Parmi les pays occidentaux, la France a le système de financement de l'achat immobilier le plus typé : octroi des crédits fondé prioritairement sur la capacité de remboursement de l’emprunteur et non sur la valeur du logement financé, proportion de plus de 90% de crédits à taux fixe, financement au moyen de ressources stables et bon marché des banques, notamment les comptes à vue - importants en raison du taux de bancarisation très élevé - et l'épargne logement. Ce modèle a permis aux banques françaises de rester à l'abri des soubresauts des "subprime" et autres crises financières et d'avoir un taux très faible d’impayés et de sinistres en France, y compris en temps de crise, comme en attestent les chiffres figurant dans les différents rapports de l’ACPR et dans les bilans de la SGFGAS (Société de gestion du Fonds de Garantie de l’Accession Sociale). Autre caractéristique de ce modèle : le très faible recours à la "titrisation", c'est à dire à leur sortie du bilan des prêteurs pour être logés dans des fonds proposés aux investisseurs. Il pourrait cependant être remis en cause par les tendances qui se dessinent dans les travaux du Comité de Bâle, qui prépare actuellement une nouvelle recommandation sur le risque de crédit dite "Bâle IV".
Cette recommandation prévue pour 2017 consisterait à accroître la pondération des fonds propres requis pour ces financements "à la française" et pourrait freiner les établissements financiers dans leur distribution du fait des surcoûts entraînés. En fait, il est reproché aux banques françaises, par le fait d'accorder des crédits à taux fixes, d'assumer elles-mêmes le risque de taux, et de ne pas le provisionner suffisamment.

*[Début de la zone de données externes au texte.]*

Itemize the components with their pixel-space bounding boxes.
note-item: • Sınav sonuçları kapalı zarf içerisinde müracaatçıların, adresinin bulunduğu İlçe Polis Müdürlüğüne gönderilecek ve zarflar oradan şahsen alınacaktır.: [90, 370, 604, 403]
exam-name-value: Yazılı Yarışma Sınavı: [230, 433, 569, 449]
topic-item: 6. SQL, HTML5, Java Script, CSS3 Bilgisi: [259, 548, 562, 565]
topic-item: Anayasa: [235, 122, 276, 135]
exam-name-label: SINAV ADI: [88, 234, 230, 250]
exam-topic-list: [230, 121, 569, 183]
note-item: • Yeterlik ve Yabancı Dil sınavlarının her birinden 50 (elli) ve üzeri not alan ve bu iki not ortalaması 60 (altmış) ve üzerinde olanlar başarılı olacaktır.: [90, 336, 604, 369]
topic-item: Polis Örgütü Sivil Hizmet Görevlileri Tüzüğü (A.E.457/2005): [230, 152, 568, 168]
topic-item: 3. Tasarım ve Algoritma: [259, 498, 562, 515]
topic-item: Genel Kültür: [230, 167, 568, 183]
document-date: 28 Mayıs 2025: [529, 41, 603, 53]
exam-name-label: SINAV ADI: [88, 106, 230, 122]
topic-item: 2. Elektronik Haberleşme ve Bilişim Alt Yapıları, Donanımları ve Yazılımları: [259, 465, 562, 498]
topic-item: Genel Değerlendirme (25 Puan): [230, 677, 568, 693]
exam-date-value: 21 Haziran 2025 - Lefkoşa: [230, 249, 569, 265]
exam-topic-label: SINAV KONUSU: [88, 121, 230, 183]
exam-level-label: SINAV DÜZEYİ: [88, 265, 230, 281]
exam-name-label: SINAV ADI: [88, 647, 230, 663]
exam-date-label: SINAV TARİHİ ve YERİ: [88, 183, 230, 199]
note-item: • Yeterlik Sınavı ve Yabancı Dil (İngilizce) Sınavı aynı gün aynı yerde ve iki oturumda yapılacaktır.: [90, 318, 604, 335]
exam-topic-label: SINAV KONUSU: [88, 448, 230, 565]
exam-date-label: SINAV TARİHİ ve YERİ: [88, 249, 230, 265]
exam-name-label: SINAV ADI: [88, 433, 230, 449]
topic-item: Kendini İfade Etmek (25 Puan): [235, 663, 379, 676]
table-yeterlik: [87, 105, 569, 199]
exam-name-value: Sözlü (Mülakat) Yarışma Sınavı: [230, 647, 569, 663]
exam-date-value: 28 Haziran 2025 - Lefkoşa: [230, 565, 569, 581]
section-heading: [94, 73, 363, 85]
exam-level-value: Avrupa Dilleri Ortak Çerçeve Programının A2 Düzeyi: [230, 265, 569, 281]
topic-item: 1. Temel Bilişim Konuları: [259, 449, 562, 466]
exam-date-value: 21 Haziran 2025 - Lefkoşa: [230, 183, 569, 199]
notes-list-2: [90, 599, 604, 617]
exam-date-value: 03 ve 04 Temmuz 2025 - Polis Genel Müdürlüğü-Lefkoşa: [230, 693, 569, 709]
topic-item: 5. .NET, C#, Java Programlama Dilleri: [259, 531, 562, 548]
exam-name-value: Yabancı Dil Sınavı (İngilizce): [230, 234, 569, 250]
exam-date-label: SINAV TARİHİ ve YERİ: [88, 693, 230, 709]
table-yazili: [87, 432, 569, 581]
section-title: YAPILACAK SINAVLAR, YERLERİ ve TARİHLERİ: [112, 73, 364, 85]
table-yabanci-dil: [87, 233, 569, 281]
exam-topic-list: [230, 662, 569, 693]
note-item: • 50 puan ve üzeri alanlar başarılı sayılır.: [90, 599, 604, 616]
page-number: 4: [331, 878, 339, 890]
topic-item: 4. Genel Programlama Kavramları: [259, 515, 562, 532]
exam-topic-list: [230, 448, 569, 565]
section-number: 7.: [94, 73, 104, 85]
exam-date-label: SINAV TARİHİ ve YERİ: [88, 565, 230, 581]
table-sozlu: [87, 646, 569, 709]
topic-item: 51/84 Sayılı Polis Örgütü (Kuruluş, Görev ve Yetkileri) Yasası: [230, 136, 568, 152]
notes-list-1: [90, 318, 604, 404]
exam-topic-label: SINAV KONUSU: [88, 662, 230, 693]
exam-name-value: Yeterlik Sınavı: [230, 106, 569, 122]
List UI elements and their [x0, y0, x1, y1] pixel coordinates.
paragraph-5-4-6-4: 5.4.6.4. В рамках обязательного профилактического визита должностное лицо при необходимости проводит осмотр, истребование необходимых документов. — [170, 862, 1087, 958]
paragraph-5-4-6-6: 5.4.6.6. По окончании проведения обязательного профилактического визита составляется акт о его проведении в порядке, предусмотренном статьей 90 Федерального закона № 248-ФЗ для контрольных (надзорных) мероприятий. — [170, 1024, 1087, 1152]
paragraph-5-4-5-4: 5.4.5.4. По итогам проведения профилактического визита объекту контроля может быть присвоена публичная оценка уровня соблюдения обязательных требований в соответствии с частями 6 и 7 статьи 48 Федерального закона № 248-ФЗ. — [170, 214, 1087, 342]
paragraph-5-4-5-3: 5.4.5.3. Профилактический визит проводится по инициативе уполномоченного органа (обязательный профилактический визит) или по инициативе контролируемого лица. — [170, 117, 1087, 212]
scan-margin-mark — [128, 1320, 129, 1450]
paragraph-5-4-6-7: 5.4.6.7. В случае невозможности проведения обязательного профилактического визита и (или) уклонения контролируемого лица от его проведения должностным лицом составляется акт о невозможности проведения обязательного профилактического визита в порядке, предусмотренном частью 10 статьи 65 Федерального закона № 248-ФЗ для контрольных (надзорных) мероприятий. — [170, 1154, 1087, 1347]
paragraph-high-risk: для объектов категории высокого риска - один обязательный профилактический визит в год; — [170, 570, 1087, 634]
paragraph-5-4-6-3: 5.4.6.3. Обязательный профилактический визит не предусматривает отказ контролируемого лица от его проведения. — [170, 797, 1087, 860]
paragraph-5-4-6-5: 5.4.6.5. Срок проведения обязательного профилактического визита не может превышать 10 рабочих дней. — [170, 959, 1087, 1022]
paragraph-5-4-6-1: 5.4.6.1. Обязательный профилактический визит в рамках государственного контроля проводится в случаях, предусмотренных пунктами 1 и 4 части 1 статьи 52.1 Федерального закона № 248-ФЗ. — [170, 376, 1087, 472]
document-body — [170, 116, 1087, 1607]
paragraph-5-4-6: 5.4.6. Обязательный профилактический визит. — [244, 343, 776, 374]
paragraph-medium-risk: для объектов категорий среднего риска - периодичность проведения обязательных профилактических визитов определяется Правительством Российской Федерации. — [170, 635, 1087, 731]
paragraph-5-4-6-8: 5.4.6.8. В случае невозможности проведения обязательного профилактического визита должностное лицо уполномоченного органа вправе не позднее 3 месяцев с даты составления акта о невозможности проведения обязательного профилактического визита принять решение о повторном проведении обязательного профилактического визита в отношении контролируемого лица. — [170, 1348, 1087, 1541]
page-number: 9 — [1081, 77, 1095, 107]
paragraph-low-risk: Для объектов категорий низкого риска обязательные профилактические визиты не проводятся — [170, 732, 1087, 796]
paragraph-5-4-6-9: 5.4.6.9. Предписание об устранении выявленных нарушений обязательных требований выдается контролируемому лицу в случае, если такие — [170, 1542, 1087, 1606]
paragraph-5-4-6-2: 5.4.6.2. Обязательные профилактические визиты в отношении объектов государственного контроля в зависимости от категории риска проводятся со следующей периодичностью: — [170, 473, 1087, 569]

Depuis sa création, le comité de Bâle a émis trois recommandations, appelées Bâle I, Bâle II et Bâle III. Leur transposition dans la législation nationale n'est pas obligatoire dans les pays membres et les Etats-Unis n'ont par exemple pas transposé Bâle III. Mais encore faut-il que les établissements financiers nationaux aient les moyens de ne pas être affectés par le jugement des agences de notation... La mise en place de Bâle III après la crise des subprime a obligé les banques européennes à renforcer leurs fonds propres, ou à diminuer leur exposition au risque (et donc leurs crédits à l’économie). Avec Bâle IV, elles devront donc aller encore plus loin, et le taux de couverture par fonds propres pourrait, pour les banques françaises en raison de leurs spécificité, passer de 35% à 55% ! Il y aurait alors deux solutions,utilisables de manière cumulative : limiter les crédits à taux fixe au profit des crédits à taux révisables, et pratiquer la titrisation pour alléger leur bilan. Mais pour cela, il leur faudra augmenter leurs marges, car aux taux pratiqués aujourd'hui, il y a pas de quoi rendre les fonds d'investissement créés suffisamment attractifs.
Or, moins de crédits immobiliers et plus chers, et report du risque de taux sur les emprunteurs sont autant de facteurs à casser la reprise immobilière, voire même à faire replonger le secteur dans la crise. Les Fédérations professionnelles LCA-FFB (Les constructeurs et aménageurs de la FFB), la FNAIM, et la FPI (Fédération des promoteurs immobiliers) lancent un cri d'alarme et invitent instamment les pouvoirs publics français à soutenir la spécificité du financement du logement en France afin qu’il ne soit pas pénalisé par ce projet de recommandation du Comité de Bâle.